Venezuelas Präsident Chavéz, der sich selbst zum WSF angekündigt hatte, blieb die offizielle Einladung des Organisationskomitees verwehrt. Das hinderte ihn aber nicht daran, trotzdem zu kommen und in einem naheliegenden Veranstaltungsort vor Tausenden von Teilnehmern zu reden.

Das Nachdenken über die Zukunft des Weltsozialforums hat längst begonnen. Um der wachsenden Teilnehmerzahl entgegenzuwirken und wieder mehr Raum für die Weiterentwicklung von Diskussionen zu schaffen, wurde beschlossen, die regionalen Sozialforen zu stärken und das Weltsozialforum 2004 in Indien stattfinden zu lassen, eine Entscheidung, die im Organisationskomitee sehr kontrovers diskutiert wurde. Der Vorschlag, das WSF künftig nur alle zwei Jahre durchzuführen, konnte sich damit zunächst nicht durchsetzen. Auch die zeitliche Parallelität zum World Economic Forum in Davos steht zur Disposition.

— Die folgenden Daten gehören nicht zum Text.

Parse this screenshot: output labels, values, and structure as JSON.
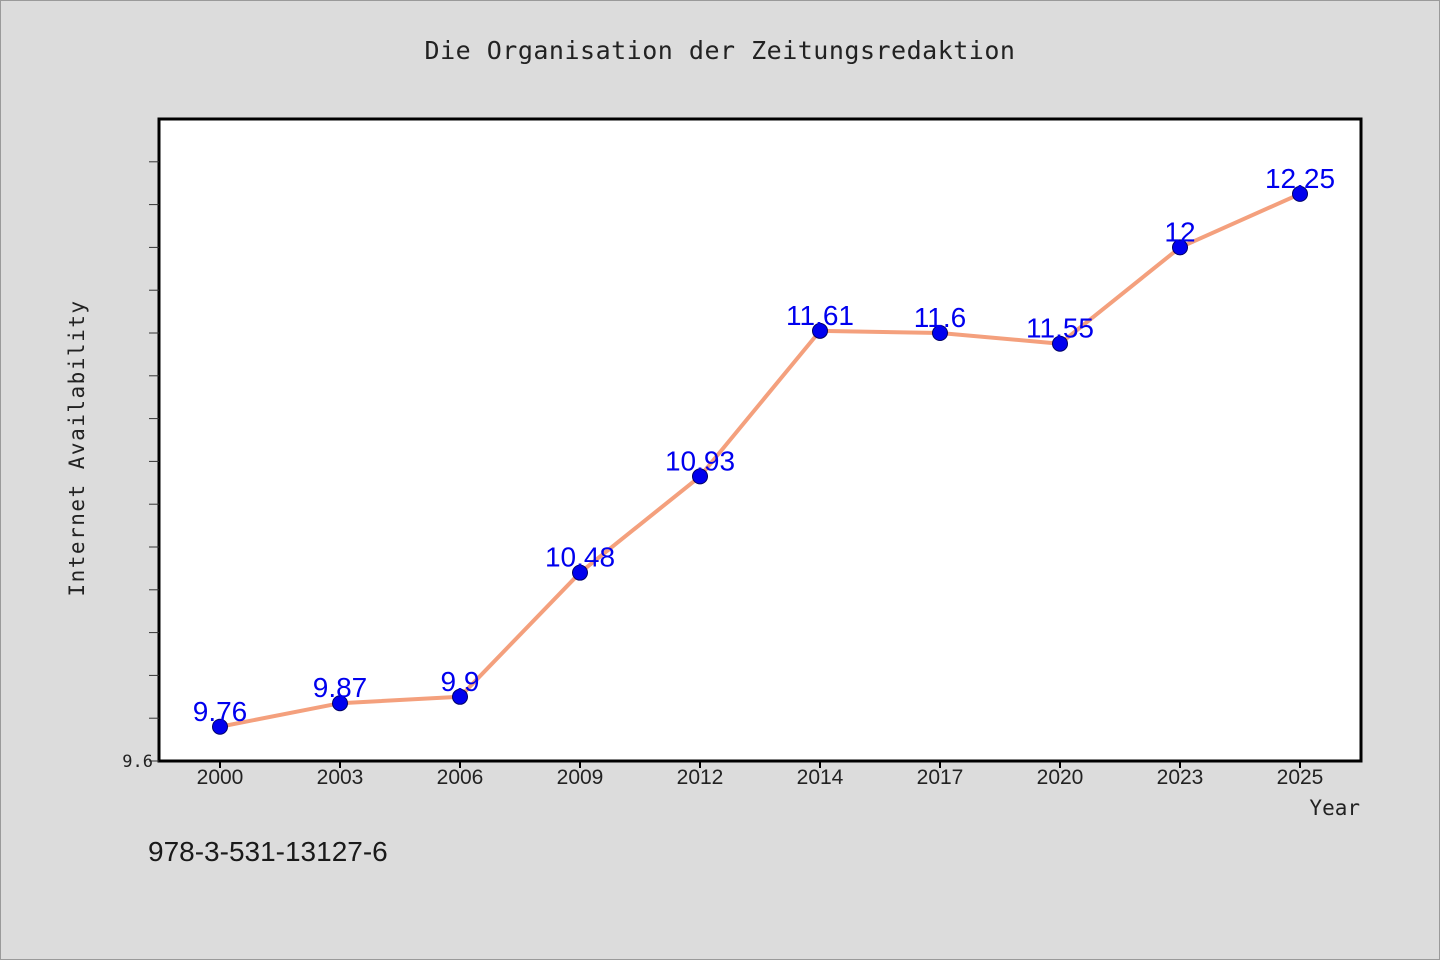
{
  "chart_data": {
    "type": "line",
    "title": "Die Organisation der Zeitungsredaktion",
    "xlabel": "Year",
    "ylabel": "Internet Availability",
    "categories": [
      "2000",
      "2003",
      "2006",
      "2009",
      "2012",
      "2014",
      "2017",
      "2020",
      "2023",
      "2025"
    ],
    "series": [
      {
        "values": [
          9.76,
          9.87,
          9.9,
          10.48,
          10.93,
          11.61,
          11.6,
          11.55,
          12.0,
          12.25
        ],
        "labels": [
          "9.76",
          "9.87",
          "9.9",
          "10.48",
          "10.93",
          "11.61",
          "11.6",
          "11.55",
          "12",
          "12.25"
        ],
        "line_color": "#f4a07d",
        "marker_color": "#0000ee",
        "label_color": "#0000ee"
      }
    ],
    "yticks": [
      "9.6"
    ],
    "ylim": [
      9.6,
      12.6
    ],
    "grid": false,
    "legend": "none"
  },
  "footer": {
    "isbn": "978-3-531-13127-6"
  },
  "colors": {
    "background": "#dcdcdc",
    "plot_background": "#ffffff",
    "text": "#222222"
  }
}
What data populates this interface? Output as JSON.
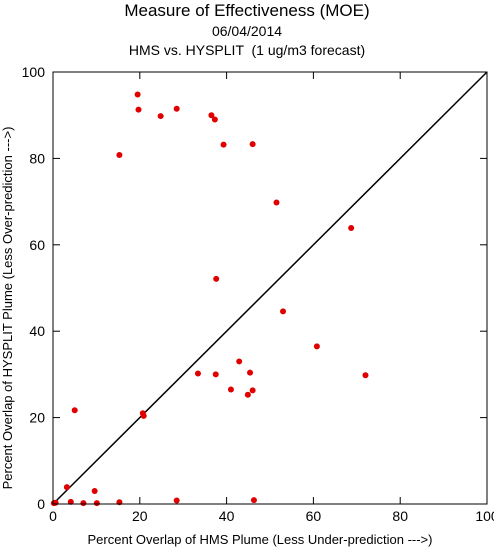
{
  "header": {
    "title": "Measure of Effectiveness (MOE)",
    "date": "06/04/2014",
    "subtitle": "HMS vs. HYSPLIT  (1 ug/m3 forecast)"
  },
  "chart_data": {
    "type": "scatter",
    "xlabel": "Percent Overlap of HMS Plume (Less Under-prediction --->)",
    "ylabel": "Percent Overlap of HYSPLIT Plume (Less Over-prediction --->)",
    "xlim": [
      0,
      100
    ],
    "ylim": [
      0,
      100
    ],
    "xticks": [
      "0",
      "20",
      "40",
      "60",
      "80",
      "100"
    ],
    "yticks": [
      "0",
      "20",
      "40",
      "60",
      "80",
      "100"
    ],
    "grid": false,
    "reference_line": "y = x",
    "marker_color": "#e00000",
    "line_color": "#000000",
    "points": [
      {
        "x": 19.5,
        "y": 94.8
      },
      {
        "x": 19.7,
        "y": 91.3
      },
      {
        "x": 28.5,
        "y": 91.5
      },
      {
        "x": 24.8,
        "y": 89.8
      },
      {
        "x": 36.5,
        "y": 90.0
      },
      {
        "x": 37.3,
        "y": 89.0
      },
      {
        "x": 15.3,
        "y": 80.8
      },
      {
        "x": 39.3,
        "y": 83.2
      },
      {
        "x": 46.0,
        "y": 83.3
      },
      {
        "x": 51.5,
        "y": 69.8
      },
      {
        "x": 68.7,
        "y": 63.9
      },
      {
        "x": 37.6,
        "y": 52.1
      },
      {
        "x": 53.0,
        "y": 44.6
      },
      {
        "x": 60.8,
        "y": 36.5
      },
      {
        "x": 42.9,
        "y": 33.0
      },
      {
        "x": 33.4,
        "y": 30.2
      },
      {
        "x": 37.5,
        "y": 30.0
      },
      {
        "x": 45.4,
        "y": 30.4
      },
      {
        "x": 72.0,
        "y": 29.8
      },
      {
        "x": 41.0,
        "y": 26.5
      },
      {
        "x": 46.0,
        "y": 26.3
      },
      {
        "x": 44.9,
        "y": 25.3
      },
      {
        "x": 5.0,
        "y": 21.7
      },
      {
        "x": 20.7,
        "y": 21.0
      },
      {
        "x": 20.9,
        "y": 20.4
      },
      {
        "x": 3.2,
        "y": 3.9
      },
      {
        "x": 9.6,
        "y": 3.0
      },
      {
        "x": 0.2,
        "y": 0.2
      },
      {
        "x": 0.6,
        "y": 0.3
      },
      {
        "x": 4.1,
        "y": 0.5
      },
      {
        "x": 7.0,
        "y": 0.2
      },
      {
        "x": 10.1,
        "y": 0.2
      },
      {
        "x": 15.3,
        "y": 0.4
      },
      {
        "x": 28.5,
        "y": 0.8
      },
      {
        "x": 46.3,
        "y": 0.9
      }
    ]
  }
}
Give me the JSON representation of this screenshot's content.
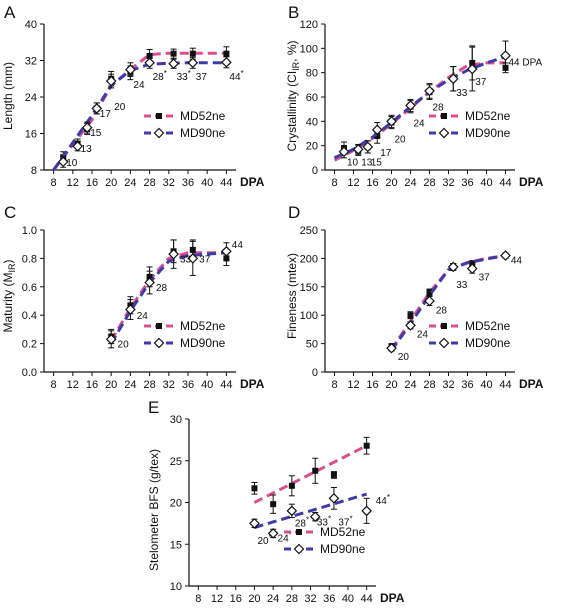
{
  "colors": {
    "md52": "#d94f8e",
    "md90": "#3e3ba6",
    "axis": "#111111",
    "marker": "#111111"
  },
  "x_axis": {
    "label": "DPA",
    "ticks": [
      8,
      12,
      16,
      20,
      24,
      28,
      32,
      36,
      40,
      44
    ],
    "range": [
      6,
      46
    ]
  },
  "legend": {
    "md52": "MD52ne",
    "md90": "MD90ne"
  },
  "chart_data": [
    {
      "panel": "A",
      "type": "line",
      "ylabel": "Length (mm)",
      "ylim": [
        8,
        40
      ],
      "yticks": [
        8,
        16,
        24,
        32,
        40
      ],
      "x_min": 8,
      "x_max": 44,
      "legend_position": "right",
      "series": [
        {
          "name": "MD52ne",
          "x": [
            10,
            13,
            15,
            17,
            20,
            24,
            28,
            33,
            37,
            44
          ],
          "y": [
            10.8,
            13.8,
            17,
            21.5,
            28,
            29.3,
            33,
            33.5,
            33.5,
            33.5
          ],
          "err": [
            1.2,
            1,
            1.2,
            1.2,
            1.6,
            1.5,
            1.4,
            1,
            1.2,
            1.5
          ],
          "fit_x": [
            8,
            16,
            20,
            24,
            28,
            32,
            36,
            40,
            44
          ],
          "fit_y": [
            8,
            19,
            26.5,
            30,
            33.3,
            33.6,
            33.6,
            33.6,
            33.6
          ]
        },
        {
          "name": "MD90ne",
          "x": [
            10,
            13,
            15,
            17,
            20,
            24,
            28,
            33,
            37,
            44
          ],
          "y": [
            9.8,
            13.2,
            17.3,
            21.5,
            27.5,
            30,
            31.5,
            31.3,
            31.5,
            31.6
          ],
          "err": [
            1.2,
            1,
            1.2,
            1.2,
            1.5,
            1.5,
            1.2,
            1,
            1.2,
            1.2
          ],
          "fit_x": [
            8,
            16,
            20,
            24,
            28,
            32,
            36,
            40,
            44
          ],
          "fit_y": [
            8,
            20,
            26.5,
            29.8,
            31.2,
            31.4,
            31.5,
            31.5,
            31.5
          ]
        }
      ],
      "point_labels": [
        {
          "t": "10",
          "x": 10,
          "y": 9.8
        },
        {
          "t": "13",
          "x": 13,
          "y": 12.8
        },
        {
          "t": "15",
          "x": 15,
          "y": 16.3
        },
        {
          "t": "17",
          "x": 17,
          "y": 20.5
        },
        {
          "t": "20",
          "x": 20,
          "y": 22
        },
        {
          "t": "24",
          "x": 24,
          "y": 26.8
        },
        {
          "t": "28",
          "x": 28,
          "y": 28.6,
          "star": true
        },
        {
          "t": "33",
          "x": 33,
          "y": 28.6,
          "star": true
        },
        {
          "t": "37",
          "x": 37,
          "y": 28.6
        },
        {
          "t": "44",
          "x": 44,
          "y": 28.6,
          "star": true
        }
      ]
    },
    {
      "panel": "B",
      "type": "line",
      "ylabel": "Crystallinity (CI",
      "ylabel_sub": "IR",
      "ylabel_tail": ", %)",
      "ylim": [
        0,
        120
      ],
      "yticks": [
        0,
        20,
        40,
        60,
        80,
        100,
        120
      ],
      "x_min": 8,
      "x_max": 44,
      "legend_position": "right",
      "series": [
        {
          "name": "MD52ne",
          "x": [
            10,
            13,
            15,
            17,
            20,
            24,
            28,
            33,
            37,
            44
          ],
          "y": [
            18,
            16,
            19,
            28,
            39,
            52,
            64,
            75,
            88,
            84
          ],
          "err": [
            5,
            4,
            5,
            6,
            5,
            5,
            6,
            10,
            14,
            4
          ],
          "fit_x": [
            8,
            12,
            16,
            20,
            24,
            28,
            32,
            36,
            40,
            44
          ],
          "fit_y": [
            8,
            16,
            26,
            38,
            51,
            64,
            76,
            86,
            88,
            88
          ]
        },
        {
          "name": "MD90ne",
          "x": [
            10,
            13,
            15,
            17,
            20,
            24,
            28,
            33,
            37,
            44
          ],
          "y": [
            15,
            17,
            19,
            33,
            40,
            53,
            65,
            75,
            83,
            94
          ],
          "err": [
            5,
            4,
            5,
            6,
            5,
            5,
            6,
            10,
            18,
            12
          ],
          "fit_x": [
            8,
            12,
            16,
            20,
            24,
            28,
            32,
            36,
            40,
            44
          ],
          "fit_y": [
            10,
            17,
            27,
            39,
            52,
            64,
            74,
            82,
            88,
            93
          ]
        }
      ],
      "point_labels": [
        {
          "t": "10",
          "x": 10,
          "y": 7
        },
        {
          "t": "13",
          "x": 13,
          "y": 7
        },
        {
          "t": "15",
          "x": 15,
          "y": 7
        },
        {
          "t": "17",
          "x": 17,
          "y": 15
        },
        {
          "t": "20",
          "x": 20,
          "y": 26
        },
        {
          "t": "24",
          "x": 24,
          "y": 39
        },
        {
          "t": "28",
          "x": 28,
          "y": 52
        },
        {
          "t": "33",
          "x": 33,
          "y": 64
        },
        {
          "t": "37",
          "x": 37,
          "y": 73
        },
        {
          "t": "44 DPA",
          "x": 44,
          "y": 89
        }
      ]
    },
    {
      "panel": "C",
      "type": "line",
      "ylabel": "Maturity (M",
      "ylabel_sub": "IR",
      "ylabel_tail": ")",
      "ylim": [
        0,
        1
      ],
      "yticks": [
        0,
        0.2,
        0.4,
        0.6,
        0.8,
        1.0
      ],
      "x_min": 20,
      "x_max": 44,
      "legend_position": "bottom-right",
      "series": [
        {
          "name": "MD52ne",
          "x": [
            20,
            24,
            28,
            33,
            37,
            44
          ],
          "y": [
            0.25,
            0.47,
            0.67,
            0.85,
            0.86,
            0.8
          ],
          "err": [
            0.05,
            0.06,
            0.07,
            0.08,
            0.07,
            0.05
          ],
          "fit_x": [
            20,
            24,
            28,
            32,
            36,
            40,
            44
          ],
          "fit_y": [
            0.22,
            0.45,
            0.65,
            0.8,
            0.84,
            0.84,
            0.84
          ]
        },
        {
          "name": "MD90ne",
          "x": [
            20,
            24,
            28,
            33,
            37,
            44
          ],
          "y": [
            0.23,
            0.44,
            0.63,
            0.83,
            0.8,
            0.85
          ],
          "err": [
            0.06,
            0.07,
            0.08,
            0.1,
            0.12,
            0.06
          ],
          "fit_x": [
            20,
            24,
            28,
            32,
            36,
            40,
            44
          ],
          "fit_y": [
            0.2,
            0.43,
            0.63,
            0.78,
            0.82,
            0.83,
            0.84
          ]
        }
      ],
      "point_labels": [
        {
          "t": "20",
          "x": 20.7,
          "y": 0.2
        },
        {
          "t": "24",
          "x": 24.7,
          "y": 0.4
        },
        {
          "t": "28",
          "x": 28.7,
          "y": 0.6
        },
        {
          "t": "33",
          "x": 33.7,
          "y": 0.8
        },
        {
          "t": "37",
          "x": 37.7,
          "y": 0.8
        },
        {
          "t": "44",
          "x": 44.5,
          "y": 0.9
        }
      ]
    },
    {
      "panel": "D",
      "type": "line",
      "ylabel": "Fineness (mtex)",
      "ylim": [
        0,
        250
      ],
      "yticks": [
        0,
        50,
        100,
        150,
        200,
        250
      ],
      "x_min": 20,
      "x_max": 44,
      "legend_position": "bottom-right",
      "series": [
        {
          "name": "MD52ne",
          "x": [
            20,
            24,
            28,
            33,
            37,
            44
          ],
          "y": [
            45,
            100,
            140,
            185,
            190,
            205
          ],
          "err": [
            5,
            6,
            6,
            6,
            6,
            4
          ],
          "fit_x": [
            20,
            24,
            28,
            32,
            36,
            40,
            44
          ],
          "fit_y": [
            40,
            90,
            140,
            180,
            193,
            200,
            205
          ]
        },
        {
          "name": "MD90ne",
          "x": [
            20,
            24,
            28,
            33,
            37,
            44
          ],
          "y": [
            42,
            82,
            125,
            185,
            182,
            205
          ],
          "err": [
            5,
            6,
            8,
            6,
            8,
            4
          ],
          "fit_x": [
            20,
            24,
            28,
            32,
            36,
            40,
            44
          ],
          "fit_y": [
            38,
            85,
            135,
            180,
            192,
            199,
            205
          ]
        }
      ],
      "point_labels": [
        {
          "t": "20",
          "x": 20.7,
          "y": 28
        },
        {
          "t": "24",
          "x": 24.7,
          "y": 68
        },
        {
          "t": "28",
          "x": 28.7,
          "y": 110
        },
        {
          "t": "33",
          "x": 33,
          "y": 155
        },
        {
          "t": "37",
          "x": 37.7,
          "y": 168
        },
        {
          "t": "44",
          "x": 44.5,
          "y": 198
        }
      ]
    },
    {
      "panel": "E",
      "type": "line",
      "ylabel": "Stelometer BFS (g/tex)",
      "ylim": [
        10,
        30
      ],
      "yticks": [
        10,
        15,
        20,
        25,
        30
      ],
      "x_min": 20,
      "x_max": 44,
      "legend_position": "bottom-right",
      "series": [
        {
          "name": "MD52ne",
          "x": [
            20,
            24,
            28,
            33,
            37,
            44
          ],
          "y": [
            21.7,
            19.8,
            22,
            23.8,
            23.3,
            26.8
          ],
          "err": [
            0.7,
            1.1,
            1.2,
            1.5,
            0.4,
            1
          ],
          "fit_x": [
            20,
            44
          ],
          "fit_y": [
            20,
            26.8
          ]
        },
        {
          "name": "MD90ne",
          "x": [
            20,
            24,
            28,
            33,
            37,
            44
          ],
          "y": [
            17.5,
            16.3,
            19,
            18.3,
            20.5,
            19
          ],
          "err": [
            0.5,
            0.5,
            0.8,
            0.5,
            1.3,
            1.5
          ],
          "fit_x": [
            20,
            44
          ],
          "fit_y": [
            17,
            21
          ]
        }
      ],
      "point_labels": [
        {
          "t": "20",
          "x": 20,
          "y": 15.5,
          "star": true
        },
        {
          "t": "24",
          "x": 24.3,
          "y": 15.8,
          "star": true
        },
        {
          "t": "28",
          "x": 28,
          "y": 17.6,
          "star": true
        },
        {
          "t": "33",
          "x": 32.7,
          "y": 17.7,
          "star": true
        },
        {
          "t": "37",
          "x": 37.3,
          "y": 17.7,
          "star": true
        },
        {
          "t": "44",
          "x": 45.3,
          "y": 20.3,
          "star": true
        }
      ]
    }
  ]
}
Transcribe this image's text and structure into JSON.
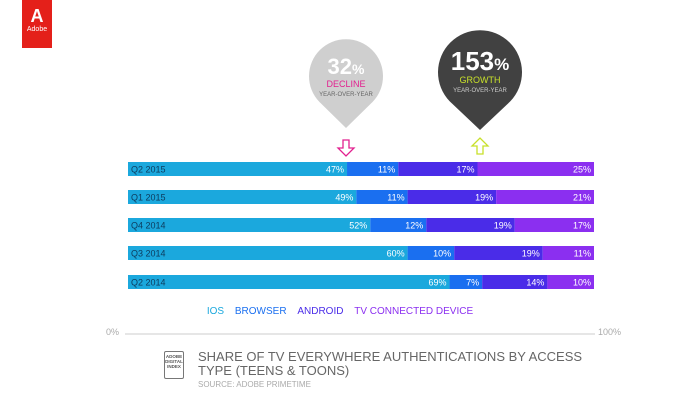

Ein Auswertungsseminar Mitte diesen Jahres soll sich darüber hinaus kritisch mit Form und Inhalt des WSF auseinandersetzen und das Verhältnis von zentral organisierten und von den TeilnehmerInnen selbstorganisierten Veranstaltungen neu gewichten. Durch entsprechende und frühzeitige Koordination könnten dann schon im Vorfeld Kontakte und Vernetzungsmöglichkeiten für die Gruppen ermöglicht werden, die zu ähnlichen Fragestellungen arbeiten und Veranstaltungen anbieten möchten, so daß aus dem Nebeneinander ein Miteinander wird.

Der u.a. in der deutschen Presse zu lesende Abgesang auf die innovative Kraft des WSF scheint damit verfrüht. Die beeindruckende Teilnehmerzahl zeigt, wie wichtig das WSF für die globalisierungskritische Bewegung ist. Vor allem für die jüngeren TeilnehmerInnen scheint dieses Treffen einen ungeheuren Mobilisierungs- und Politisierungseffekt zu haben. Das extra eingerichtete Jugendcamp vermittelte einen Eindruck davon. Eine weitere Stärke liegt in der politischen Bandbreite der versammelten AktivistInnen. Das dritte Weltsozialforum hat aus meiner Sicht weniger neue Denkanstöße und Impulse gesetzt, sondern stand stärker im Zeichen der Verbreitung und Verbreiterung. Die thematische Arbeit zu den wichtigen Themen der Globalisierung wie WTO und GATS, Finanzmärkte u.v.a.m. muß nun vor Ort in den Regionen weitergeführt werden.

Ingrid Spiller ist Mitarbeiterin der Heinrich-Böll-Stiftung.